Germ cell tumors can manifest with unusual imaging characteristics suggestive of metastatic disease, autoimmune conditions, endocrine syndromes, and rare conditions such as fetus in fetu and ruptured dermoid cyst. Germ cell tumors, because they contain immature and mature elements, can differentiate into different tissue types. They can exhibit unusual imaging features or manifest in a syndromic fashion.
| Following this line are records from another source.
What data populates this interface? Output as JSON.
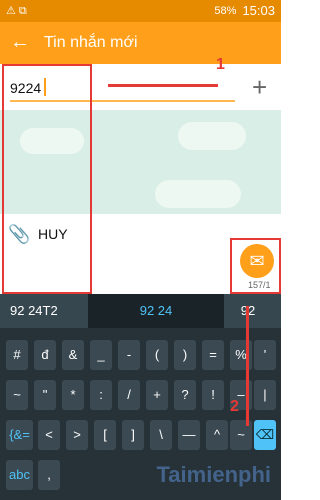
{
  "status_bar": {
    "left": "⚠  ⧉",
    "battery": "58%",
    "time": "15:03"
  },
  "app_bar": {
    "back_icon": "←",
    "title": "Tin nhắn mới"
  },
  "recipient": {
    "value": "9224",
    "plus_icon": "+"
  },
  "compose": {
    "attach_icon": "📎",
    "text": "HUY",
    "send_icon": "✉",
    "count": "157/1"
  },
  "keyboard": {
    "suggestions": [
      "92 24T2",
      "92 24",
      "92"
    ],
    "rows": [
      [
        "#",
        "đ",
        "&",
        "_",
        "-",
        "(",
        ")",
        "=",
        "%",
        "'"
      ],
      [
        "~",
        "\"",
        "*",
        ":",
        "/",
        "+",
        "?",
        "!",
        "–",
        "|"
      ],
      [
        "{&=",
        "<",
        ">",
        "[",
        "]",
        "\\",
        "—",
        "^",
        "~",
        "⌫"
      ],
      [
        "abc",
        ",",
        "",
        "",
        "",
        "",
        "",
        "",
        "",
        ""
      ]
    ]
  },
  "annotations": {
    "num1": "1",
    "num2": "2",
    "watermark": "Taimienphi"
  }
}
The authors describe these features and assign them to one of the following categories: (a) unusual manifestations of metastatic disease (growing teratoma syndrome, choriocarcinoma syndrome, ossified metastases, and gliomatosis peritonei); (b) autoimmune manifestations (sarcoidlike reaction and paraneoplastic syndromes); (c) endocrine syndromes (sex hormone production, struma ovarii, and struma carcinoid); or (d) miscellaneous conditions (ruptured dermoid cyst, squamous cell carcinoma arising from a mature teratoma, Currarino triad, fetus in fetu, pseudo-Meigs syndrome, and pancreatitis). Rare conditions associated with germ cell tumors demonstrate characteristic imaging findings that can help lead to the appropriate diagnosis and management recommendations. When evaluating for potential metastatic disease, alternative benign diagnoses should be considered (eg, growing teratoma syndrome, ossified metastases, ruptured dermoid cyst, gliomatosis peritonei, and sarcoidlike reaction), which may impact management. Germ cell tumors may also lead to life-threatening complications such as extensive hemorrhage from choriocarcinoma metastases or the rupture of mature teratomas, cases in which timely diagnosis is crucial. Autoimmune and endocrine manifestations such as paraneoplastic encephalitis, autoimmune hemolytic anemia, and hyperthyroidism may occur owing to the presence of germ cell tumors and can create a diagnostic dilemma for clinicians. Knowledge of the syndromic and unusual imaging findings associated with germ cell tumors helps guide appropriate management.